Liquidity and Capital Resources
Since our inception to March 31, 2025, we have funded our operations from the issuance and sale of our common stock, preferred stock and warrants, from which we have raised net proceeds of $56.8 million. As of March 31, 2025, we had available cash and cash equivalents of $3.7 million and an accumulated deficit of $42.6 million.
Our use of cash is to fund operating expenses, which consist primarily of research and development expenditures related to our Product Candidates. We plan to increase our research and development expenses substantially for the foreseeable future as we continue the clinical development of our current and future product candidates. At this time, due to the inherently unpredictable nature of product development, we cannot reasonably estimate the costs we will incur and the timelines that will be required to complete development, obtain marketing approval, and commercialize our current product candidate or any future product candidates. For the same reasons, we are also unable to predict when, if ever, we will generate revenue from product sales or any future license agreements which we may enter into or whether, or when, if ever, we may achieve profitability. Clinical and preclinical development timelines, the probability of success, and development costs can differ materially from expectations. In addition, we cannot forecast the timing and amounts of milestone, royalty and other revenue from licensing activities, which future product candidates may be subject to future collaborations, when such arrangements will be secured, if at all, and to what degree such arrangements would affect our development plans and capital requirements.
We expect to continue to generate substantial operating losses for the foreseeable future as we expand our research and development activities. We will continue to fund our operations primarily through utilization of our current financial resources and through additional raises of capital.
To the extent that we raise additional capital through partnerships or licensing arrangements with third parties, we may have to relinquish valuable rights to our product candidates, future revenue streams or research programs or to grant licenses on terms that may not be favorable to us. If we raise additional capital through public or private equity offerings, the ownership interest of our then-existing stockholders will be diluted, and the terms of these securities may include liquidation or other preferences that adversely affect our stockholders’ rights. If we raise additional capital through debt financing, we may be subject to covenants limiting or restricting our ability to take specific actions, such as incurring additional debt, making capital expenditures or declaring dividends. If we are unable to obtain adequate financing when needed, we may have to delay, reduce the scope of or suspend one or more of our clinical studies or preclinical studies, research and development programs or commercialization efforts or grant rights to develop and market our product candidates even if we would otherwise prefer to develop and market such product candidates ourselves.
Going Concern
We have incurred recurring losses since our inception, including a net loss of $2.1 million for the three months ended March 31, 2025. As of March 31, 2025 we had an accumulated deficit of $42.6 million, a stockholders’ equity of $2.9 million and available cash and cash equivalents of $3.7 million. We expect to continue to incur significant operating and net losses, as well as negative cash flows from operations, for the foreseeable future as we continue to complete all necessary product development or future commercialization efforts. We have never generated revenue and do not expect to generate revenue from product sales unless and until we successfully complete development and obtain regulatory approval for Product Candidates or other product candidates, which we expect will not be for at least several years, if ever. We do not anticipate that our current cash and cash equivalents balance will be sufficient to sustain operations within one-year after the date that our audited financial statements for March 31, 2025 were issued, which raises substantial doubt about our ability to continue as a going concern.

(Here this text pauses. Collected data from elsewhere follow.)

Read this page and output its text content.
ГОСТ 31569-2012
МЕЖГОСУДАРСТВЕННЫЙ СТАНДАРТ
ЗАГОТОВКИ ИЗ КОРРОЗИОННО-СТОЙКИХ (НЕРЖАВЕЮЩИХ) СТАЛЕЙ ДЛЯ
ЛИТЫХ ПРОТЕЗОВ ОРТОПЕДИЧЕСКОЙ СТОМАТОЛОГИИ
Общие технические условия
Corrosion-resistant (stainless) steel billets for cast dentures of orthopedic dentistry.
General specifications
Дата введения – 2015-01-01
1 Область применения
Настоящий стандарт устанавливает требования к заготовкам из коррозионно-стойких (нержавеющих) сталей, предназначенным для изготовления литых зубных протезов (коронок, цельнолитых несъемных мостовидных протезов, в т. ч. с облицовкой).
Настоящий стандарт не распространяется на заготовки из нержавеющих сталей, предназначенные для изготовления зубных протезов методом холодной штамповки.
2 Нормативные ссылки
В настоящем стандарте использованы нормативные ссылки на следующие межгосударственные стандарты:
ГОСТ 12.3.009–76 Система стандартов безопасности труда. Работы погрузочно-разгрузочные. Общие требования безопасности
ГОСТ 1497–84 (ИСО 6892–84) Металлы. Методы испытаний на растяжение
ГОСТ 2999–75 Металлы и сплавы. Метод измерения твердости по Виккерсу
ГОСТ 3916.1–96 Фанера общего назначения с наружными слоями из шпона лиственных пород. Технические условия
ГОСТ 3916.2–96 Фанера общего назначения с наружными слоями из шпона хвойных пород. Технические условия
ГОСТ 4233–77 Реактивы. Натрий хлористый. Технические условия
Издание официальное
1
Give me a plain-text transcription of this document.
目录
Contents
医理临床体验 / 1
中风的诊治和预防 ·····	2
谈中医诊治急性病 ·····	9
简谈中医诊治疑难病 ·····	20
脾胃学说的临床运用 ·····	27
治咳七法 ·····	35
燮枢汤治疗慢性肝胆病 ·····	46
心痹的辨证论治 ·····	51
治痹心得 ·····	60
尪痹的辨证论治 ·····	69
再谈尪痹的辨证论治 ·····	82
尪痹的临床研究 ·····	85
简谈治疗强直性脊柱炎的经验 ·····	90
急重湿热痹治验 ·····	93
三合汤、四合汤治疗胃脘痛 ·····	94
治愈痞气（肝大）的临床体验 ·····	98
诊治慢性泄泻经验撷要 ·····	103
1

To continue as a going concern, we will need, among other things, to raise additional capital resources. We plan to seek additional funding through public or private equity or debt financings. We may not be able to obtain financing on acceptable terms, or at all. The terms of any financing may adversely affect the holdings or the rights of our stockholders. If we are unable to obtain funding we could be required to delay, reduce or eliminate research and development programs, product portfolio expansion or future commercialization efforts, which could adversely affect our business operations.
The unaudited consolidated financial statements for March 31, 2025, have been prepared on the basis that we will continue as a going concern, and do not include any adjustments to reflect the possible future effects on the recoverability and classification of assets or the amounts and classification of liabilities that may result from the possible inability for us to continue as a going concern.